Это к вопросу о «трагизме», который Тургенев видел в судьбе всякого представителя людского племени -- героически смешного Дон Кихота и изъеденного рефлексией Гамлета, надоедливого и суетливого фразера (вдруг оборачивающегося подвижником) и «дюжинного» человека, вдруг оказывающегося без вины виноватым (как Лаврецкий) или сбитым с толку злой страстью (как Литвинов в «Дыме» или Санин в «Вешних водах»).

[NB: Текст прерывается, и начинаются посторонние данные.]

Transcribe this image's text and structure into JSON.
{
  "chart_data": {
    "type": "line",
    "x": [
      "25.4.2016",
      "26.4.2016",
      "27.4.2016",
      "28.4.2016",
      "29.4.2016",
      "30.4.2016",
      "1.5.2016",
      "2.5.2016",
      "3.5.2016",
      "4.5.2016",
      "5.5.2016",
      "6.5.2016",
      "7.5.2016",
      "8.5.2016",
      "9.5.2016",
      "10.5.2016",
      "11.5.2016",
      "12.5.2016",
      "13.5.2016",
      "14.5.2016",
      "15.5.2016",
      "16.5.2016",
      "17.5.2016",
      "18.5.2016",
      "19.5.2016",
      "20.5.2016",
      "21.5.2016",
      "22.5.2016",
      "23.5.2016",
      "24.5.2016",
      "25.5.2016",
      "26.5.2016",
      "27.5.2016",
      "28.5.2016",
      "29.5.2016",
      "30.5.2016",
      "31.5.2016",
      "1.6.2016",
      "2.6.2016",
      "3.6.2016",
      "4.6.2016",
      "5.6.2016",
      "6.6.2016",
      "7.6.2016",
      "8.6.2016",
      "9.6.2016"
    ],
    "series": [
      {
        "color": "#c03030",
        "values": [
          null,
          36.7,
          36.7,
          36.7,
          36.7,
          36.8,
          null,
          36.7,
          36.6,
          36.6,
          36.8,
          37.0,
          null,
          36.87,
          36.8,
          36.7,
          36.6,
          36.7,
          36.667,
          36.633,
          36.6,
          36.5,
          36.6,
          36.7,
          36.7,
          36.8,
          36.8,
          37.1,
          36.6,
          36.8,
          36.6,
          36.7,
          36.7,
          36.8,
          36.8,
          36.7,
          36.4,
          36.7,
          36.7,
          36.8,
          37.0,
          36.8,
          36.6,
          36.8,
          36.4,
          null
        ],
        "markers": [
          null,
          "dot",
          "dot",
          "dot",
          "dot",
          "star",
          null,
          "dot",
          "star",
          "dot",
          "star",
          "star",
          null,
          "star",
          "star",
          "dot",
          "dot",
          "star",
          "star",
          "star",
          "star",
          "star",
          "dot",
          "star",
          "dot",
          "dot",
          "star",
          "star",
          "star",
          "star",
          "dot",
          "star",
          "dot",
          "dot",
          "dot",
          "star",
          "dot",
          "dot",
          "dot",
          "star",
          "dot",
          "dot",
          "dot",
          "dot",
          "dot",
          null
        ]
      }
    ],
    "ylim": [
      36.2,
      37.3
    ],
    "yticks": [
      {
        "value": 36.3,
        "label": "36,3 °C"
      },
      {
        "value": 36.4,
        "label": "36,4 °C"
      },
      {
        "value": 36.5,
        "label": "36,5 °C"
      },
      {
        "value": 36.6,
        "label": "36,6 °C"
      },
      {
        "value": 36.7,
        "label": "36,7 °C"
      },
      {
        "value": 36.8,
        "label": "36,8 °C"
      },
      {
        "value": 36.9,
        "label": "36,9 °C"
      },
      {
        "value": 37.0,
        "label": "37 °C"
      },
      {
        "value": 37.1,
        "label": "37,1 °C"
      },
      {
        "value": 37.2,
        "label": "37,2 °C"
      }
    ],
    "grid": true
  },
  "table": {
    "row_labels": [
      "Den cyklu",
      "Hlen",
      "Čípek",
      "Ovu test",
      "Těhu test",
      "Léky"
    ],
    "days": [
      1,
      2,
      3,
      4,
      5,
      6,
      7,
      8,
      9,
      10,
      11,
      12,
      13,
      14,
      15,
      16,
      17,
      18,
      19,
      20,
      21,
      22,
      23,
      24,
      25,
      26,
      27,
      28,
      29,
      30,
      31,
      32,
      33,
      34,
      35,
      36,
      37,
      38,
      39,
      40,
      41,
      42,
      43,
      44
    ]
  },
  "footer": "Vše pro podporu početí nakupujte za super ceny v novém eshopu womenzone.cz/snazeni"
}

Игра судьбы может настигнуть любого -- таинственные истории у Тургенева случаются с персонажами, казалось бы, совсем не для того предназначенными, будь то отравленный романтической пошлостью Теглев («Стук... стук... стук!..»), смешной забулдыга Чертопханов или несчастный попович из «Рассказа отца Алексея». Чувства человеческие (равно их аннигиляция, торжество хамского зла в иных душах) не зависят от «социальных контекстов» -- потому в «Записках охотника» «господские» сюжеты («Мой сосед Радилов», «Уездный лекарь», «Гамлет Щигровского уезда») не выше и не ниже «крестьянских». Потому и «Венера Милосская <...> несомненнее римского права или принципов восемьдесят девятого года». Несмотря на то, что равнодушная, не знающая искусства, свободы, добра, природа когда-нибудь да уничтожит «лик фидиасовского Юпитера» и «драгоценнейшие строки Софокла».
Герой «Довольно» -- умирающий. Как и герой «Дневника лишнего человека». Тургенев с предельной остротой ощущал конечность человеческой жизни. Эта конечность и делает всякого человека «лишним» (социальные обстоятельства ей только умело подыгрывают), и художнику (в частности, повествователю «Довольно») не дано одолеть всевластие энтропии. Есть люди, которых спасает вера, -- Тургенев их глубоко почитал (перечитайте хотя бы «Живые мощи»). Но заставить себя верить невозможно (это тоже к вопросу о «трагизме», раздражавшем Толстого, -- что ж, его и Шекспир из себя выводил). Тургенев спасался от страха небытия деланием, а делом его была литература. Вот почему в финале Senilia, истово исповедального цикла, где ритмично чередуются отчаяние и надежда, сопряженная с великим жизнелюбием, возникает удивительный диптих. Сперва -- «Молитва» с ее горчайшим вопросом -- «Но может ли даже личный, живой, образный Бог сделать, чтобы дважды два не было четыре?» -- и вибрирующими ответами. А потом -- то самое, задолбленное: «Во дни сомнений, во дни тягостных раздумий о судьбах моей родины, -- ты один мне поддержка и опора, о великий, могучий, правдивый и свободный русский язык! Не будь тебя -- как не впасть в отчаяние при виде всего, что совершается дома». И не только дома. И не только о русском народе и его чаемом величии говорит здесь умирающий Тургенев.